A high-quality reference database facilitates a high quality metagenomic analysis.
HumGut database contains a relevant collection of genomes in the form of FASTA files. From this, one can build a custom database for taxonomic profiling tools, such as for example Kraken2. This is possible because one only needs the HumGut FASTA files as a reference.
HumGut is publicly available and free to use by everyone. More and more research groups are utilizing it as a reference database, although its use is still on its infancy.
How do genomes- and species numbers add up?
When a catalog makes up 200.000 genomes, representing 4644 species, what does that mean?
We have many different genomes within one species. As you are different from me, one bacterium might differ from its cousin bacteria. We could as well call these numbers for something so hard as intraspecies diversity. And biologist do that. Microbiologists struggle when collecting genomes from all representatives of a species.
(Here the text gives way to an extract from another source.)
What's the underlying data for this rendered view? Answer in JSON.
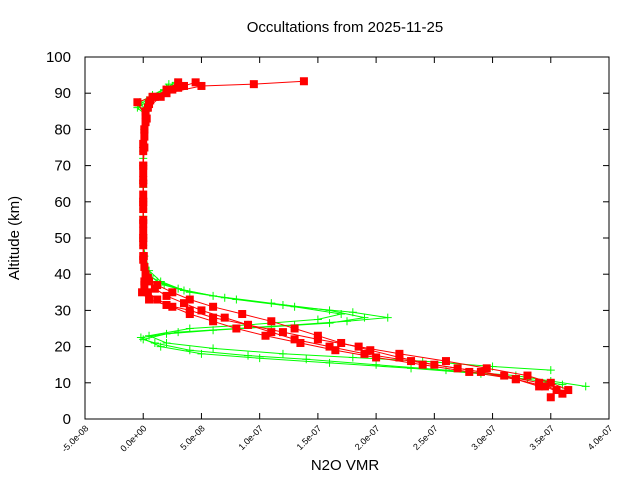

All organisms that belong to one species are actually very numerous and perhaps impossible to find. Thus, a lower taxonomic level than species is seldom reported for microbiota. Yet, the number of genomes and species numbers are informative, both of them. The species characteristics position the bacteria in a taxonomic landscape. This identifies where a particular group of genomes belongs. The genome is valuable information, for example on the variation of genes and their encoding proteins.